Paradoxalement, la rédaction de l'article L. 355-11 du Code de la propriété intellectuelle aboutit à priver les contrevenants des garanties constitutionnelles issues des articles 6, 7,8, 9 de la Déclaration des droits de l'homme et du citoyen, que leur offre le délit de contrefaçon. C'est d'ailleurs ce que démontre l'état de la jurisprudence (TGI Nanterre, 6 février 2006, Ministère Public c/ Cédric C ; TGI Toulouse, 4 janvier 2006, Le Procureur de la République et SCPP c/ Emilie R. ; TGI Paris, 8 décembre 2005, Anthony G. c/ Ministère public et SCPP)
c) Enfin, le Gouvernement reconnaît lui-même dans ses observations (p.18) que « la constatation en ligne d'actes de téléchargement à des fins personnelles, hors de toute mise à disposition », c'est-à-dire le contrôle et la preuve des actes les plus massifs et les plus bénins que le législateur entend contraventionnaliser « ne peut se faire en l'état des techniques sans recourir à des moyens intrusifs de surveillance de communication ou à des moyens déloyaux incitant à commettre l'infraction ». En cela même, la loi ne satisfait pas à l'exigence constitutionnelle de légalité d'un tel mode de preuve pourtant ainsi atteinte tant aux droits fondamentaux de la défense qu'à l'intimité de la vie privée.
Pour toutes ces raisons, les requérants ne peuvent que réaffirmer le caractère inconstitutionnel de l'article 24.
VIII. Sur l'article 44
La saisine a souligné l'atteinte injustifiée au droit de propriété et au principe d'égalité que constituaient les dispositions de l'article 44 de la loi déférée.
En effet, un tel régime d'exception au profit d'une seule institution opère une discrimination au préjudice d'autres établissements poursuivant les mêmes objectifs d'intérêt général de conservation et de diffusion de fonds documentaires.
En outre, en conférant aux organisations de salariés représentatives des artistes interprètes le pouvoir de définir les conditions d'exploitation des interprétations des artistes interprètes, la loi dépossède ces derniers d'un attribut essentiel du droit de propriété et par conséquent les cessionnaires ou mandataires choisis par eux, dont les sociétés de perception et de répartition de droits.
a) Sur l'atteinte au principe d'égalité
Le Gouvernement soutient que ces dispositions ne violent pas le principe d'égalité au motif que l'Institut National de l'Audiovisuel s'est vu confié par le législateur une mission de service public spécifique et qu'il est donc placé dans une situation particulière, différente des autres personnes morales susceptibles d'exploiter des archives audiovisuelles.
Or, le Gouvernement ne justifie pas en quoi ces missions de service public se distinguent suffisamment des missions de la Bibliothèque Nationale de France, du Centre Français du Cinéma, des Archives françaises du film, de la Bibliothèque du Film, des Archives de France, pour justifier une telle discrimination.
L'ancienneté du fond ne constitue pas un motif pertinent de discrimination.

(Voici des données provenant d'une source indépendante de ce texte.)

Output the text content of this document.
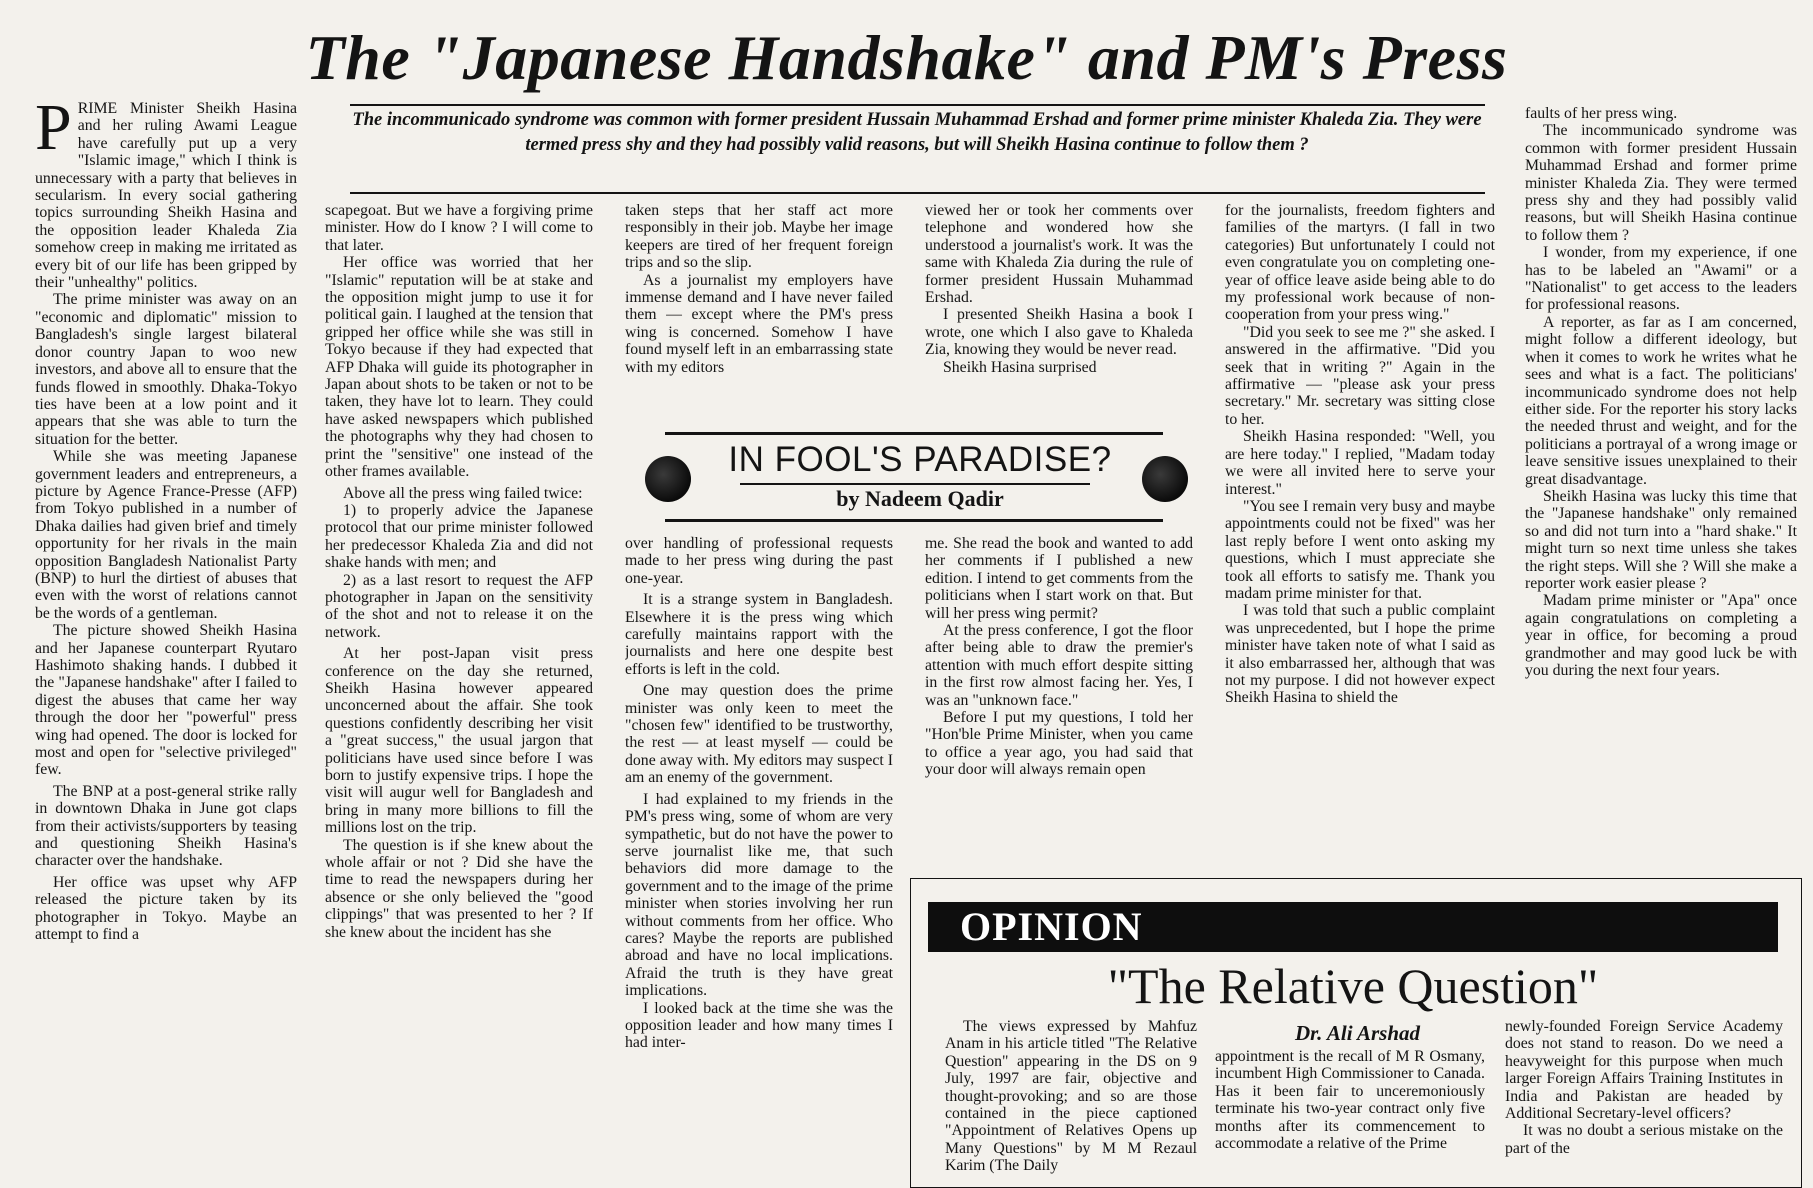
The "Japanese Handshake" and PM's Press
The incommunicado syndrome was common with former president Hussain Muhammad Ershad and former prime minister Khaleda Zia. They were termed press shy and they had possibly valid reasons, but will Sheikh Hasina continue to follow them ?

PRIME Minister Sheikh Hasina and her ruling Awami League have carefully put up a very "Islamic image," which I think is unnecessary with a party that believes in secularism. In every social gathering topics surrounding Sheikh Hasina and the opposition leader Khaleda Zia somehow creep in making me irritated as every bit of our life has been gripped by their "unhealthy" politics.

The prime minister was away on an "economic and diplomatic" mission to Bangladesh's single largest bilateral donor country Japan to woo new investors, and above all to ensure that the funds flowed in smoothly. Dhaka-Tokyo ties have been at a low point and it appears that she was able to turn the situation for the better.

While she was meeting Japanese government leaders and entrepreneurs, a picture by Agence France-Presse (AFP) from Tokyo published in a number of Dhaka dailies had given brief and timely opportunity for her rivals in the main opposition Bangladesh Nationalist Party (BNP) to hurl the dirtiest of abuses that even with the worst of relations cannot be the words of a gentleman.

The picture showed Sheikh Hasina and her Japanese counterpart Ryutaro Hashimoto shaking hands. I dubbed it the "Japanese handshake" after I failed to digest the abuses that came her way through the door her "powerful" press wing had opened. The door is locked for most and open for "selective privileged" few.

The BNP at a post-general strike rally in downtown Dhaka in June got claps from their activists/supporters by teasing and questioning Sheikh Hasina's character over the handshake.

Her office was upset why AFP released the picture taken by its photographer in Tokyo. Maybe an attempt to find a

scapegoat. But we have a forgiving prime minister. How do I know ? I will come to that later.

Her office was worried that her "Islamic" reputation will be at stake and the opposition might jump to use it for political gain. I laughed at the tension that gripped her office while she was still in Tokyo because if they had expected that AFP Dhaka will guide its photographer in Japan about shots to be taken or not to be taken, they have lot to learn. They could have asked newspapers which published the photographs why they had chosen to print the "sensitive" one instead of the other frames available.

Above all the press wing failed twice:

1) to properly advice the Japanese protocol that our prime minister followed her predecessor Khaleda Zia and did not shake hands with men; and

2) as a last resort to request the AFP photographer in Japan on the sensitivity of the shot and not to release it on the network.

At her post-Japan visit press conference on the day she returned, Sheikh Hasina however appeared unconcerned about the affair. She took questions confidently describing her visit a "great success," the usual jargon that politicians have used since before I was born to justify expensive trips. I hope the visit will augur well for Bangladesh and bring in many more billions to fill the millions lost on the trip.

The question is if she knew about the whole affair or not ? Did she have the time to read the newspapers during her absence or she only believed the "good clippings" that was presented to her ? If she knew about the incident has she

taken steps that her staff act more responsibly in their job. Maybe her image keepers are tired of her frequent foreign trips and so the slip.

As a journalist my employers have immense demand and I have never failed them — except where the PM's press wing is concerned. Somehow I have found myself left in an embarrassing state with my editors

viewed her or took her comments over telephone and wondered how she understood a journalist's work. It was the same with Khaleda Zia during the rule of former president Hussain Muhammad Ershad.

I presented Sheikh Hasina a book I wrote, one which I also gave to Khaleda Zia, knowing they would be never read.

Sheikh Hasina surprised

IN FOOL'S PARADISE?
by Nadeem Qadir

over handling of professional requests made to her press wing during the past one-year.

It is a strange system in Bangladesh. Elsewhere it is the press wing which carefully maintains rapport with the journalists and here one despite best efforts is left in the cold.

One may question does the prime minister was only keen to meet the "chosen few" identified to be trustworthy, the rest — at least myself — could be done away with. My editors may suspect I am an enemy of the government.

I had explained to my friends in the PM's press wing, some of whom are very sympathetic, but do not have the power to serve journalist like me, that such behaviors did more damage to the government and to the image of the prime minister when stories involving her run without comments from her office. Who cares? Maybe the reports are published abroad and have no local implications. Afraid the truth is they have great implications.

I looked back at the time she was the opposition leader and how many times I had inter-

me. She read the book and wanted to add her comments if I published a new edition. I intend to get comments from the politicians when I start work on that. But will her press wing permit?

At the press conference, I got the floor after being able to draw the premier's attention with much effort despite sitting in the first row almost facing her. Yes, I was an "unknown face."

Before I put my questions, I told her "Hon'ble Prime Minister, when you came to office a year ago, you had said that your door will always remain open

for the journalists, freedom fighters and families of the martyrs. (I fall in two categories) But unfortunately I could not even congratulate you on completing one-year of office leave aside being able to do my professional work because of non-cooperation from your press wing."

"Did you seek to see me ?" she asked. I answered in the affirmative. "Did you seek that in writing ?" Again in the affirmative — "please ask your press secretary." Mr. secretary was sitting close to her.

Sheikh Hasina responded: "Well, you are here today." I replied, "Madam today we were all invited here to serve your interest."

"You see I remain very busy and maybe appointments could not be fixed" was her last reply before I went onto asking my questions, which I must appreciate she took all efforts to satisfy me. Thank you madam prime minister for that.

I was told that such a public complaint was unprecedented, but I hope the prime minister have taken note of what I said as it also embarrassed her, although that was not my purpose. I did not however expect Sheikh Hasina to shield the

faults of her press wing.

The incommunicado syndrome was common with former president Hussain Muhammad Ershad and former prime minister Khaleda Zia. They were termed press shy and they had possibly valid reasons, but will Sheikh Hasina continue to follow them ?

I wonder, from my experience, if one has to be labeled an "Awami" or a "Nationalist" to get access to the leaders for professional reasons.

A reporter, as far as I am concerned, might follow a different ideology, but when it comes to work he writes what he sees and what is a fact. The politicians' incommunicado syndrome does not help either side. For the reporter his story lacks the needed thrust and weight, and for the politicians a portrayal of a wrong image or leave sensitive issues unexplained to their great disadvantage.

Sheikh Hasina was lucky this time that the "Japanese handshake" only remained so and did not turn into a "hard shake." It might turn so next time unless she takes the right steps. Will she ? Will she make a reporter work easier please ?

Madam prime minister or "Apa" once again congratulations on completing a year in office, for becoming a proud grandmother and may good luck be with you during the next four years.

OPINION
"The Relative Question"
Dr. Ali Arshad

The views expressed by Mahfuz Anam in his article titled "The Relative Question" appearing in the DS on 9 July, 1997 are fair, objective and thought-provoking; and so are those contained in the piece captioned "Appointment of Relatives Opens up Many Questions" by M M Rezaul Karim (The Daily

appointment is the recall of M R Osmany, incumbent High Commissioner to Canada. Has it been fair to unceremoniously terminate his two-year contract only five months after its commencement to accommodate a relative of the Prime

newly-founded Foreign Service Academy does not stand to reason. Do we need a heavyweight for this purpose when much larger Foreign Affairs Training Institutes in India and Pakistan are headed by Additional Secretary-level officers?

It was no doubt a serious mistake on the part of the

Il n'est ni justifié ni allégué que les autres personnes publiques chargées de missions équivalentes gèrent des fonds plus récents.
De même, la nature des oeuvres gérées, à savoir audiovisuelles, ne constitue pas non plus un motif pertinent. Les oeuvres musicales, scientifiques connaissent également un nombre important de titulaires de droits différents.
b) Sur l'atteinte au droit de propriété
Le Gouvernement soutient que ces dispositions ne violent pas le droit de propriété des artistes interprètes ou de leurs ayants droit au motif que le pouvoir de négocier les conditions d'exploitation des prestations et la rémunération conféré aux organisations syndicales ne serait que subsidiaire au pouvoir exclusif des artistes interprètes.
Or, en aucun cas la loi ne précise que, comme le prétend le Gouvernement, « le recours à des contrats conclus avec des organisations de salariés représentatives des artistes interprètes ne sera mis en oeuvre que pour autant que l'artiste interprète n'aura exprimé une volonté différente ».
En effet, selon les dispositions de l'article 44 de la loi, « les conditions d'exploitation des prestations des artistes-interprètes (...) et les rémunérations auxquelles cette exploitation donne lieu sont régies par des accords conclus entre les artistes-interprètes eux-mêmes ou les organisations de salariés représentatives des artistes-interprètes et l'institut ».
Contrairement à l'affirmation du Gouvernement, la loi ne précise pas que la volonté individuelle exprimée par l'artiste interprète pourrait déroger à l'accord conclu par l'organisation syndicale, la dérogation expresse aux articles L. 212-3 et L. 212-4 du Code de la propriété intellectuelle impose même une interprétation contraire.
De plus, la disposition critiquée prévoit que l'artiste interprète peut définir sa rémunération et les conditions d'exploitation de son interprétation mais ne garantit pas que ce dernier puisse autoriser ou interdire la communication au public ou la reproduction de son interprétation.
Ainsi, l'artiste interprète est dépossédé de l'attribut essentiel de son droit de propriété sur son droit voisin institué à l'article L. 212-3 du Code de la propriété intellectuelle.
Enfin, l'interprétation du Gouvernement n'est pas conforme au texte de la loi, en effet l'artiste interprète peut certes « exprimer une volonté différente » de celle de l'organisation syndicale, mais cette volonté différente ne s'imposera à l'INA que pour autant qu'elle conclue un accord avec l'artiste interprète. La disposition critiquée confère ainsi à l'INA le droit de refuser l'expression de la volonté individuelle de l'artiste interprète au profit des conditions négociées avec les organisations syndicales.
Au surplus, il convient de rappeler que cette interprétation du Gouvernement ne résout en rien l'atteinte portée aux droits de propriété des titulaires des droits des artistes interprètes. Les sociétés bénéficiaires d'apports de droits voisins des artistes interprètes se voit dépossédées de leur droit de propriété ou, en tout état de cause, des attributs essentiels de ce droit.
La loi précise en effet que seuls « les artistes-interprètes eux-mêmes » (ou les « organisations de salariés ») peuvent conclure les accords avec l'Institut.
Les sociétés titulaires de droits de propriété sur les droits voisins en cause se voient ainsi dépossédées de leurs droits, ou à tout le moins d'un attribut essentiel.
Ainsi, les dispositions de l'article 44, par leur nature même, constituent nécessairement une exception aux droits d'auteur et aux droits voisins : c'est son objet et elle en produit tous les effets. Or, une telle exception n'est pas prévue par la liste limitative de la Directive. De plus, le législateur n'a pas établi, comme cela lui incombait, non seulement aux termes des engagements internationaux liant la France, mais aussi de par la Directive, qu'elle satisfaisait les exigences du « test en trois étapes ».
La censure s'impose donc.
* * *
Par tous ces motifs, et tous autres à ajouter qu'il vous plairait, les requérants persistent de plus fort dans leurs précédentes conclusions.
Nous vous prions de croire, Monsieur le Président, Mesdames et Messieurs les membres du Conseil Constitutionnel, à l'expression de notre haute considération.